Na vigência da Constituição Federal de 1946 persistia o controle de difuso de constitucionalidade, onde cabe a qualquer juiz ou tribunal declarar a inconstitucionalidade de lei ou ato normativo. Somente, com Emenda Constitucional n° 16, de 26 de novembro de 1965, foi introduzido o sistema de controle concentrado de constitucionalidade, delegando a competência exclusiva para julgamento ao Supremo Tribunal Federal.

Eduardo Carrilho Chaves (2009, p. 189) destaca que a decisão do Min. Gilmar Mendes foi fundamentada na noção que o controle de constitucionalidade no ordenamento jurídico brasileiro evoluiu desde a promulgação da referida Súmula, não amparando os Tribunais de Contas:

O argumento contra a aplicabilidade da Súmula n° 347/STF é de que a CF 88 ampliou em muito o rol de legitimados para ingressar com ADIs, sem incluir o TCU. Sendo assim, o Min. Gilmar Mendes defende que o constituinte, ao não permitir que o Tribunal provoque o controle direto de constitucionalidade, pretende mais: que a Corte de Contas não exerça qualquer atividade de controle de constitucionalidade.

Em favor do teor contido na súmula, Jacoby (2012, p. 381) expõe o art. 71, inciso I e II, entendendo que dentro destas competências o Tribunal não pode isentar-se de apreciar a constitucionalidade de lei ou ato normativo, quando for necessário:

Nesse passo, se o Tribunal juga determinado ato, frente a determinada lei e, atuando em maior amplitude, verifica que esta lei encontra-se em atrito com aquela de maior hierarquia – Constituição Federal – e partindo do pressuposto lógico de que não pode eximir-se do julgamento, deverá dizer do conflito de normas e de suas consequências no caso concreto, tratando-se tal dicção de um juízo de constitucionalidade.

Ademais, cabe salientar que, além da Súmula n° 347/STF, a competência do Tribunal de Contas da União para exercer o controle de constitucionalidade encontra fundamento

também na Lei Orgânica do Tribunal de Contas da União, art. 66 da Lei n° 8.443/92, cominado com o seu Regimento Interno, art. 15, inciso I, alínea “e”.

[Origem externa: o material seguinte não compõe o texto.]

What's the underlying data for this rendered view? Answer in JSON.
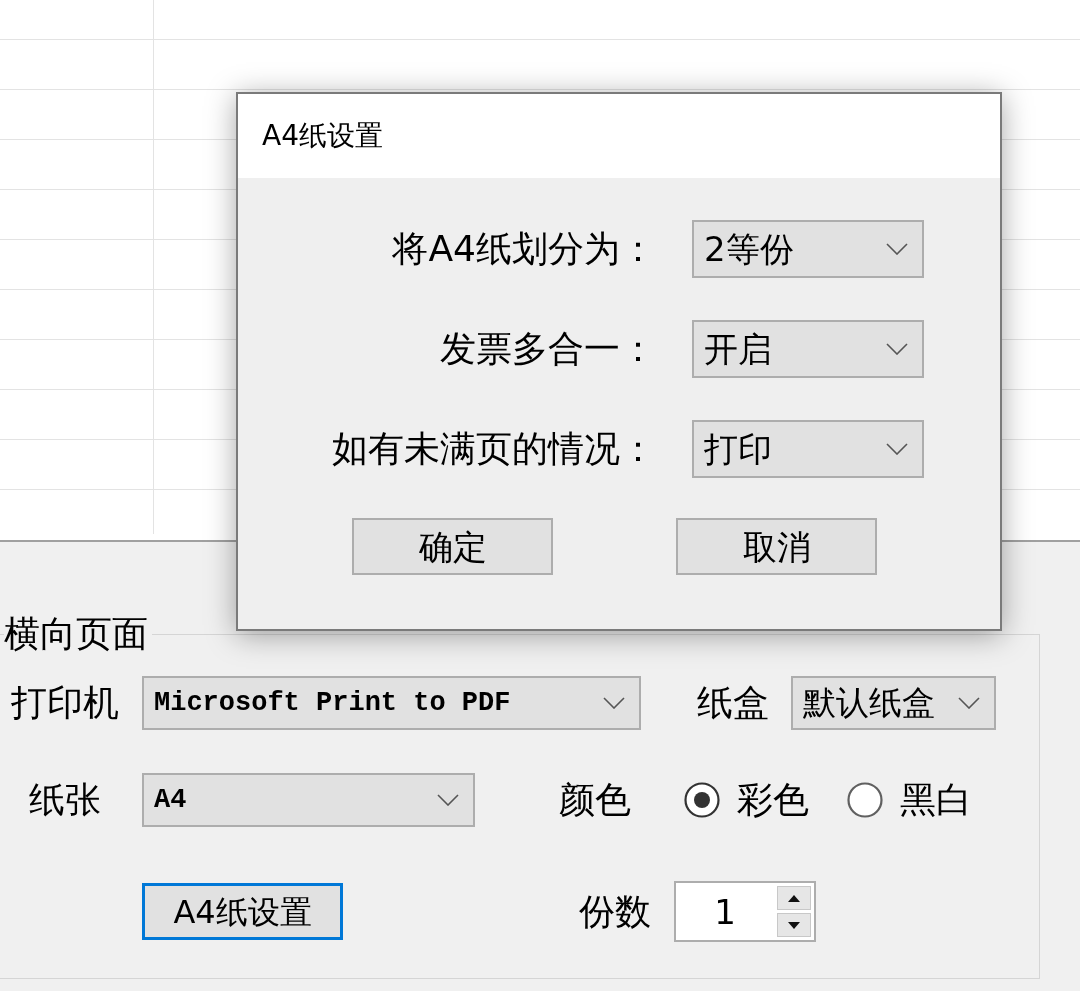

Apesar do dissenso remontar ao ano de 2006, ainda persistem muitas dúvidas sobre o exercício do controle de constitucionalidade pelos Tribunais de Contas no âmbito de suas atribuições. Nas palavras de Carrilho Chaves (2009, p. 188): “A discussão é viva e atual”. No entanto, para o alcance dos objetivos propostos pelo próprio texto constitucional, o controle de constitucionalidade torna-se um mecanismo indispensável.